In the 1940s red meat entered the political lexicon, with its meaning taking on some additional shades of "inflammatory."
He added the reminder that the leaders of the other Great Powers—Churchill, Stalin and Chiang Kai-Shek—are all older than Roosevelt, as are most of our own warrior chieftains, whom the Republican candidates nevertheless has promised to retain in command. It was a plate of red meat the temporary chairman served as a foretaste of the campaign to come.
—Daily Boston Globe, 20 July 1944
Most of the audiences—that at Salt Lake City was an exception—were looking for red meat in Dewey’s carefully reasoned discussions of world affairs. Since he disdained mudslinging they seized upon his withering treatment of bureaucracy and governmental incompetence as a satisfactory substitute.
—The Sun [Baltimore, MD], 4 October 1948
His success, making even Ted Cruz look mainstream, baffles many in the United States and abroad, who are used to seeing American politicians walk a careful line between red-meat populism and mainstream respectability.

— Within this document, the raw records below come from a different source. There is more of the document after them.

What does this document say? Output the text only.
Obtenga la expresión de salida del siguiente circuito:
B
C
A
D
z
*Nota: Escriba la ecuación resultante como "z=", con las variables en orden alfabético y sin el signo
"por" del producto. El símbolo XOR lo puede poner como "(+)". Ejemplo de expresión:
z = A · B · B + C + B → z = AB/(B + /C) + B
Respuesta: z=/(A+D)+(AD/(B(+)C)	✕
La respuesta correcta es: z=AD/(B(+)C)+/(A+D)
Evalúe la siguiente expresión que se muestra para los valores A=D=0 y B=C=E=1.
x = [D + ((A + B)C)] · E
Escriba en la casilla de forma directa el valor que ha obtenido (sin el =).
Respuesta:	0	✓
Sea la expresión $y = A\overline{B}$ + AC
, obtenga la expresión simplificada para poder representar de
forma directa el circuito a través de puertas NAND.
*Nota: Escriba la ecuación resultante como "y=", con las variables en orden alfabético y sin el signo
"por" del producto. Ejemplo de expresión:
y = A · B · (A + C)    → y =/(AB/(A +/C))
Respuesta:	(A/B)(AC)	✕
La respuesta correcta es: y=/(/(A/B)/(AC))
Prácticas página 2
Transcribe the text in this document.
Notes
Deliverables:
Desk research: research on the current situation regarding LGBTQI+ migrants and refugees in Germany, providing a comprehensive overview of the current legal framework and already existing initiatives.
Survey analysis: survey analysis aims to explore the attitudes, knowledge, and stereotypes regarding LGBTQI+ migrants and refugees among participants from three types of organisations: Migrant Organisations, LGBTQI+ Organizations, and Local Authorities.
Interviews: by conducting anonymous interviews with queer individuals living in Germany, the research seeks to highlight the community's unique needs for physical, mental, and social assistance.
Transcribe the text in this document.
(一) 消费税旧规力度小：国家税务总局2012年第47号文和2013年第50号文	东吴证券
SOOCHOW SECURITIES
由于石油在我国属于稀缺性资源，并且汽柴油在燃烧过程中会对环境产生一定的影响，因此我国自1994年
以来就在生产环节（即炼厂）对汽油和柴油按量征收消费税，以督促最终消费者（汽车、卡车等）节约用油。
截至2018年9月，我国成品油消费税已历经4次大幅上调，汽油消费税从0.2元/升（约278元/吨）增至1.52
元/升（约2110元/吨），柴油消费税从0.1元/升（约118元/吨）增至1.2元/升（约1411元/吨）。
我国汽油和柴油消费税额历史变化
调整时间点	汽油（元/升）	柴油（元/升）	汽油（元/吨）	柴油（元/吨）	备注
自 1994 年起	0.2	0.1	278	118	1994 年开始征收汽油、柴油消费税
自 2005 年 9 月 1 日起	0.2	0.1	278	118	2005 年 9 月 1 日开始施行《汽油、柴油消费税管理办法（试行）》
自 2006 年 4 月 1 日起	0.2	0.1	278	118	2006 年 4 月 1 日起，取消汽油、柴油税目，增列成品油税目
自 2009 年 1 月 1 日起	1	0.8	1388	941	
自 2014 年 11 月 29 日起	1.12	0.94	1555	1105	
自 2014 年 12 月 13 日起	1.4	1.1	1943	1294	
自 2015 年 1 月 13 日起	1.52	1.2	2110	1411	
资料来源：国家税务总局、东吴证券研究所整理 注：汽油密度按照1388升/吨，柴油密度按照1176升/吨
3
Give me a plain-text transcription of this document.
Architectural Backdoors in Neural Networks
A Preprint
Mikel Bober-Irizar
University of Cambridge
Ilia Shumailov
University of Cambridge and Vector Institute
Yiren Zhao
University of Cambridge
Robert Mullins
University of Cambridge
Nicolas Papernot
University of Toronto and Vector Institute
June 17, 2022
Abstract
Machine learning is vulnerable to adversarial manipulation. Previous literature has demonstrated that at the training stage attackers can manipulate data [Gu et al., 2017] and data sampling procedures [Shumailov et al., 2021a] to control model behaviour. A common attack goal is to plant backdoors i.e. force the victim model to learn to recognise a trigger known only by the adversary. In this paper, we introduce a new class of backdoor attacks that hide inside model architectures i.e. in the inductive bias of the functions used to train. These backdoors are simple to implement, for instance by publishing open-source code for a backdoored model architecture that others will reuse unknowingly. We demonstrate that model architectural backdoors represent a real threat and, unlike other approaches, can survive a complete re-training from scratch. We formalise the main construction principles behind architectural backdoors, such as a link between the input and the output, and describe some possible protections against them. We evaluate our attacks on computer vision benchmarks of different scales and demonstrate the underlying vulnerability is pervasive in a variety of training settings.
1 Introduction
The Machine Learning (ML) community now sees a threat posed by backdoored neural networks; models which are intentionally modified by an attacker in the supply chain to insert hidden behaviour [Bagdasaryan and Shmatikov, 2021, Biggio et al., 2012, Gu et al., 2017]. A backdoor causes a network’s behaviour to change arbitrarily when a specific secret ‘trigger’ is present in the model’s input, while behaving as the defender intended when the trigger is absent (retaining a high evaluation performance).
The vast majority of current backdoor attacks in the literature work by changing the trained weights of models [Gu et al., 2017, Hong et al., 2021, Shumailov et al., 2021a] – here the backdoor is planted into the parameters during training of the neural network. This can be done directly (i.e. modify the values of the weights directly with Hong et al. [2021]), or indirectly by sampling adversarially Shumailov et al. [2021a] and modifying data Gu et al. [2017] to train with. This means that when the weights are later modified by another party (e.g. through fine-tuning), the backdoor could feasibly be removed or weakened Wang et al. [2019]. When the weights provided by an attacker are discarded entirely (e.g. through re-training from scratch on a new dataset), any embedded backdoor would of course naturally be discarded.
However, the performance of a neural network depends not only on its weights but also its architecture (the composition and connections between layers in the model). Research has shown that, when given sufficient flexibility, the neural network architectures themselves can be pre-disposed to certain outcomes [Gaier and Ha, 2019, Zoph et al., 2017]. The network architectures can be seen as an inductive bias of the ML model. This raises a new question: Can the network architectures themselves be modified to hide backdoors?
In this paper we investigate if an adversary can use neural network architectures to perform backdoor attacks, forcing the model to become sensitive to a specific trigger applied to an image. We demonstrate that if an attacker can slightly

—The New York Times, 14 April 2016
The announcement last week that Harriet Tubman would replace Andrew Jackson on the front of the $20 bill was, of course, red meat to those who see political correctness lurking in every corner of the land.
—Florida Times Union, 24 April 2016
This political sense appears to be gaining steam, although it is as yet unclear whether or not the inflammatory political sense will be strong enough to demand a separate entry in the dictionary. Some lexicographers will probably say that "inflammatory political speech" should be split from "something substantial that can satisfy a basic need," while other will argue that all general figurative uses should be lumped together. For those who work on dictionaries, such quibbles are our red meat.